Your Language Resources Should be Meaningful
Your Language Resources Should be Meaningful, Not Generic has been transcribed from Steve’s YouTube channel. You can download the audio and study the transcript as a lesson at LingQ.
Note* This video is from six years ago. I have since discovered the value of our mini-stories at LingQ, which focus on the most important verbs in the language and the most common structures. Important vocabulary items repeat several times inside each story. The stories are moderately interesting, but an important step towards getting to authentic content. For the long-haul we need a lot of authentic and compelling content. However we need somewhere to get started. Starter books can help. These mini-stories have enabled me to move along more quickly than ever before in my last three languages, Greek, Arabic and Farsi.
Hi there, Steve Kaufmann here. Today, I’m going to talk about the importance of context in language learning. As is usually the case with these, I don’t have them written out in advance so my thoughts are going to be a little disjointed. Bear with me here. Let’s start with what sort of triggered this thought in my mind.
I met this morning with a family; again, Chinese immigrants, father, mother and their daughter. They’ve been here for 12 years. The daughter speaks fluent English, of course, has been here since the age of four, she’s 16 and both parents struggle with their English. The mother there said yes, you know I find it very difficult when I go to study a list of words. I can’t seem to remember them and it’s very frustrating. She’s been here 12 years and she really can’t speak English very well at all. I thought to myself well, I can’t learn from a list of words because a list of words has no meaning for me. It has no resonance. There’s nothing there for me to grab on to.
Both the parents have lived here for 12 years and don’t speak English very well. Obviously, English is not very important to them. That’s another content that’s not there. They don’t have a strong sense of wanting to participate in an English-speaking society so there isn’t that content of wanting to participate in the language, but content goes beyond that. In my experience, if I learn from some content it has resonance for me. It’s interesting to me when I’m listening to some of my Czech material about the history of Czechoslovakia or whatever it might be. That’s of interest to me. Other people are interested in other things. It might be music, it might be whatever, but whatever you’re learning from has to be relevant, has to be meaningful, has to have resonance, it has to have credibility.
The problem with most beginner language resources
This is another problem. Very often if we’re learning from the typical sort of beginner text, we’re not entirely sure that that’s how people speak, at least I’m not. I’m not entirely sure that this is authentic and credible because, in fact, it’s scripted for me and I know that some of the words they’re teaching are not very important. Most beginner texts have you going through Customs. I wonder how many people have ever used the language they’re learning while going through Customs, I know I haven’t. You start to question the relevance of this context. It’s low resonance.

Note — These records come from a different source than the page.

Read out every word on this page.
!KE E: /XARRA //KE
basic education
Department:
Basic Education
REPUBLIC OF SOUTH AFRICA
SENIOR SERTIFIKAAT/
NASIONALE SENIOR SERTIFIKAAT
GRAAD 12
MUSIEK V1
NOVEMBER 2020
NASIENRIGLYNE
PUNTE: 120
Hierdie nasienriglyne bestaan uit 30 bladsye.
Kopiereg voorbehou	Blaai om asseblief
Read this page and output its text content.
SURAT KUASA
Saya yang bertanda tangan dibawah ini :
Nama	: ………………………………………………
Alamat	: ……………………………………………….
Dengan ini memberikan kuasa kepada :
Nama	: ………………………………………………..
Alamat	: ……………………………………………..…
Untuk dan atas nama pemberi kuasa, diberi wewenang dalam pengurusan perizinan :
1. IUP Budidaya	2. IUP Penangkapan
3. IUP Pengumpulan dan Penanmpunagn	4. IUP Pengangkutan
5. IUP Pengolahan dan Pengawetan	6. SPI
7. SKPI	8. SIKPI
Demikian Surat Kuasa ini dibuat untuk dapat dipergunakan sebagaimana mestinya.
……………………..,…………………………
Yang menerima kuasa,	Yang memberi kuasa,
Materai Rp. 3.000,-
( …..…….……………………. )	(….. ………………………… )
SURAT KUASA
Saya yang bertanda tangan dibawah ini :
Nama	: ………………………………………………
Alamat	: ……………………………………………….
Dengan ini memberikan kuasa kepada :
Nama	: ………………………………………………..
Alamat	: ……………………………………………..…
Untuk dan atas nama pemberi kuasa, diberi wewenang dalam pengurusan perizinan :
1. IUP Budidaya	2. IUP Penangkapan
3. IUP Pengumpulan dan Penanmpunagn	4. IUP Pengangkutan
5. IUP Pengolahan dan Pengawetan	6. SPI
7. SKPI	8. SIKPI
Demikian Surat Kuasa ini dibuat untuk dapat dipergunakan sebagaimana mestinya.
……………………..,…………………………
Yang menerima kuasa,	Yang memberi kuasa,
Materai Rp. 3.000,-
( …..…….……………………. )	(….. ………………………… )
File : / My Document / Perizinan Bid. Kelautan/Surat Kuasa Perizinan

Obviously, reading a list of words has very little resonance. I think it’s so important that we get engaged emotionally with the language and the context that we’re learning from. That context is not only the subject matter we might be reading or listening to, it’s also the people we associate with. It’s our desire to be part of that community that gives resonance, that creates a meaningful context, makes it real, credible, authentic. I think one of the difficulties very often that immigrants from Asia have is that they seem to be less willing to inject themselves into the local scene and, therefore, English becomes less relevant to them. It’s not a meaningful context for them.
I don’t know if this makes sense, but I think it’s extremely important. The brain is not just some kind of a machine that you throw some stuff in, turn a handle and out comes language ability. It’s not just the so-called left-side of your brain, which is good at dealing with rational explanations or whatever. I think there’s ample evidence that it’s the whole of the brain that gets involved and that emotion is a big part of it and if the learning environment or the living environment or the learning materials, the context in which we are learning in every sense of the word, if that context is not rich, is not authentic, credible, vibrant, if it doesn’t grab us, then we’ll have a lot tougher time learning.
That’s really all I wanted to say. I don’t know what we can do about it, other than trying to find or create meaningful context. In other words, learning from material that we like and find interesting where the voice has resonance, where the subject matter has resonance. I can still remember a text that I listened to in Italian, I Promessi Sposi or Anna Karenina in Russian or some of the material I’m listening to now in Czech. It creates an attachment and that’s going to help you learn.
Also, in terms of interacting with the language, as you know my preference is to wait until I have enough of a vocabulary that I can actually have a meaningful, again, interaction, one that’s authentic and real and we’re actually communicating meaning so that I am driven by the desire to communicate my meaning and understand the meaning of the other person. I’m not displaying my ability to use the subjunctive or worrying about whether I say everything correctly or not because I’ve got a meaningful context and it’s meaningful because I have enough of a vocabulary that I can actually have a meaningful conversation and have a chance of understanding what the other person is saying. That makes that whole context meaningful.
Do with this idea what you want, but I think those people who are able to create meaningful, rich, authentic, credible learning context are generally more successful language learners. So, I look forward to your comments. Thank you for listening, bye for now.